А вчера все сложилось удачно: позиция оказалась удобной, хорошо прикрытой, с прекрасным обзором. Мы весь день с небольшими перерывами вели прицельный огонь, мешая немцам организовать эффективную контратаку. Снарядов хватало, солдаты Батурина работали быстро и точно, особенно наводчик. Так что командир стрелкового батальона, которому мы были приданы, остался доволен: 'Ну, пушкари, спасибо вам. Здорово вы меня сегодня выручили!' Повезло нам вчера: потери были минимальны - ранило только одного солдата-подносчика снарядов.
Вечером, когда задул холодный ветер, мы мечтали лишь об одном: развести костер и обсушиться. Ни о чем другом.
Постепенно не то что привыкаешь, - смиряешься с трудностями фронтового быта, даже с тем, что раньше представлялось невыносимым. Оказывается, можно притерпеться к грязи, холоду, вони, вшам, крови...
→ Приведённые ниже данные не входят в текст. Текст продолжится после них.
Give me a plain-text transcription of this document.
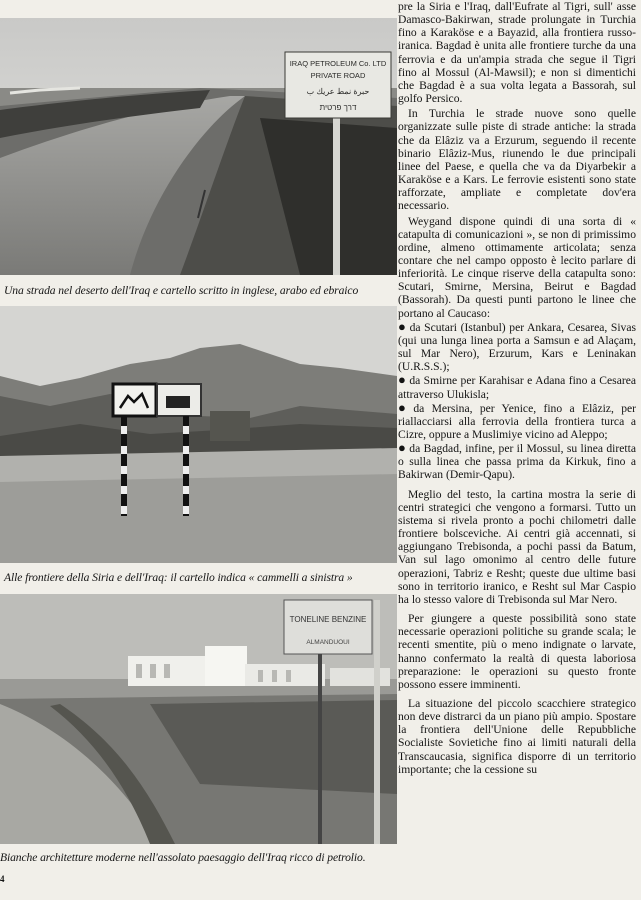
IRAQ PETROLEUM Co. LTD
PRIVATE ROAD
حبرة نمط عريك ب
דרך פרטית
Una strada nel deserto dell'Iraq e cartello scritto in inglese, arabo ed ebraico
Alle frontiere della Siria e dell'Iraq: il cartello indica « cammelli a sinistra »
TONELINE BENZINE
ALMANDUOUI
Bianche architetture moderne nell'assolato paesaggio dell'Iraq ricco di petrolio.
4

pre la Siria e l'Iraq, dall'Eufrate al Tigri, sull' asse Damasco-Bakirwan, strade prolungate in Turchia fino a Karaköse e a Bayazid, alla frontiera russo-iranica. Bagdad è unita alle frontiere turche da una ferrovia e da un'ampia strada che segue il Tigri fino al Mossul (Al-Mawsil); e non si dimentichi che Bagdad è a sua volta legata a Bassorah, sul golfo Persico.

In Turchia le strade nuove sono quelle organizzate sulle piste di strade antiche: la strada che da Elâziz va a Erzurum, seguendo il recente binario Elâziz-Mus, riunendo le due principali linee del Paese, e quella che va da Diyarbekir a Karaköse e a Kars. Le ferrovie esistenti sono state rafforzate, ampliate e completate dov'era necessario.

Weygand dispone quindi di una sorta di « catapulta di comunicazioni », se non di primissimo ordine, almeno ottimamente articolata; senza contare che nel campo opposto è lecito parlare di inferiorità. Le cinque riserve della catapulta sono: Scutari, Smirne, Mersina, Beirut e Bagdad (Bassorah). Da questi punti partono le linee che portano al Caucaso:

● da Scutari (Istanbul) per Ankara, Cesarea, Sivas (qui una lunga linea porta a Samsun e ad Alaçam, sul Mar Nero), Erzurum, Kars e Leninakan (U.R.S.S.);
● da Smirne per Karahisar e Adana fino a Cesarea attraverso Ulukisla;
● da Mersina, per Yenice, fino a Elâziz, per riallacciarsi alla ferrovia della frontiera turca a Cizre, oppure a Muslimiye vicino ad Aleppo;
● da Bagdad, infine, per il Mossul, su linea diretta o sulla linea che passa prima da Kirkuk, fino a Bakirwan (Demir-Qapu).

Meglio del testo, la cartina mostra la serie di centri strategici che vengono a formarsi. Tutto un sistema si rivela pronto a pochi chilometri dalle frontiere bolsceviche. Ai centri già accennati, si aggiungano Trebisonda, a pochi passi da Batum, Van sul lago omonimo al centro delle future operazioni, Tabriz e Resht; queste due ultime basi sono in territorio iranico, e Resht sul Mar Caspio ha lo stesso valore di Trebisonda sul Mar Nero.

Per giungere a queste possibilità sono state necessarie operazioni politiche su grande scala; le recenti smentite, più o meno indignate o larvate, hanno confermato la realtà di questa laboriosa preparazione: le operazioni su questo fronte possono essere imminenti.

La situazione del piccolo scacchiere strategico non deve distrarci da un piano più ampio. Spostare la frontiera dell'Unione delle Repubbliche Socialiste Sovietiche fino ai limiti naturali della Transcaucasia, significa disporre di un territorio importante; che la cessione su
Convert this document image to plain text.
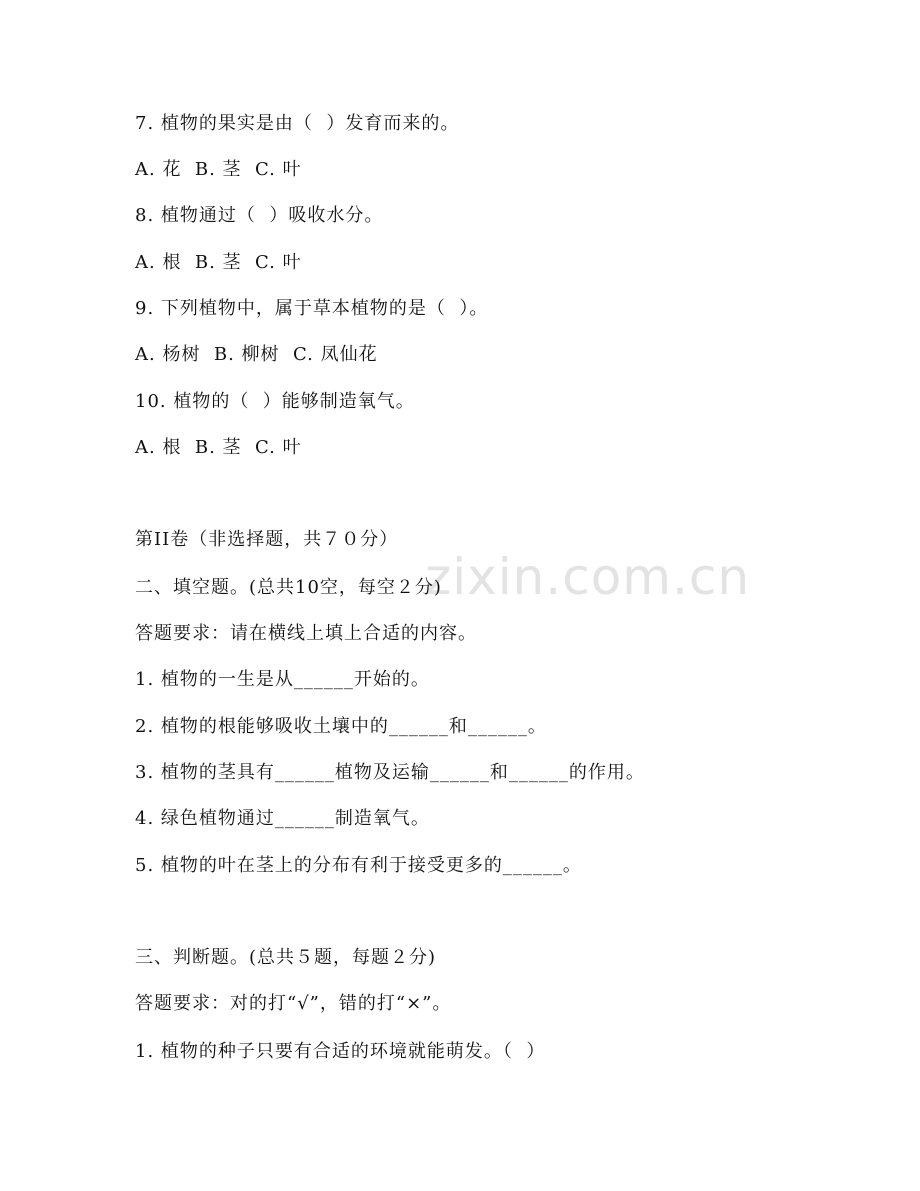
zixin.com.cn
7. 植物的果实是由（  ）发育而来的。
A. 花  B. 茎  C. 叶
8. 植物通过（  ）吸收水分。
A. 根  B. 茎  C. 叶
9. 下列植物中，属于草本植物的是（  ）。
A. 杨树  B. 柳树  C. 凤仙花
10. 植物的（  ）能够制造氧气。
A. 根  B. 茎  C. 叶
第II卷（非选择题，共７０分）
二、填空题。(总共10空，每空２分)
答题要求：请在横线上填上合适的内容。
1. 植物的一生是从______开始的。
2. 植物的根能够吸收土壤中的______和______。
3. 植物的茎具有______植物及运输______和______的作用。
4. 绿色植物通过______制造氧气。
5. 植物的叶在茎上的分布有利于接受更多的______。
三、判断题。(总共５题，每题２分)
答题要求：对的打“√”，错的打“×”。
1. 植物的种子只要有合适的环境就能萌发。（  ）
К счастью, кое в чем нам натура помогает. Она милостива: простуды, гриппы, язвы, инфаркты нас, в общем, не задевают. Но всего важнее другое: мудрая природа защищает нашу психику. Оказывается, утомление - великое благо. Наступают минуты, когда нас, оглушенных и ослепленных боем, потрясенных ощущением и видом смерти, охватывает полная апатия, равнодушие ко всему, происходящему вокруг. Тогда думаешь: скорее бы. Днем раньше, днем позже - все равно. Быстрее бы обо всем забыть. Тогда спасительная усталость притупляет чувства, загрубляет нервы - страх отступает, и ты можешь преодолеть ужас смерти и трусость, то есть сохранить достоинство.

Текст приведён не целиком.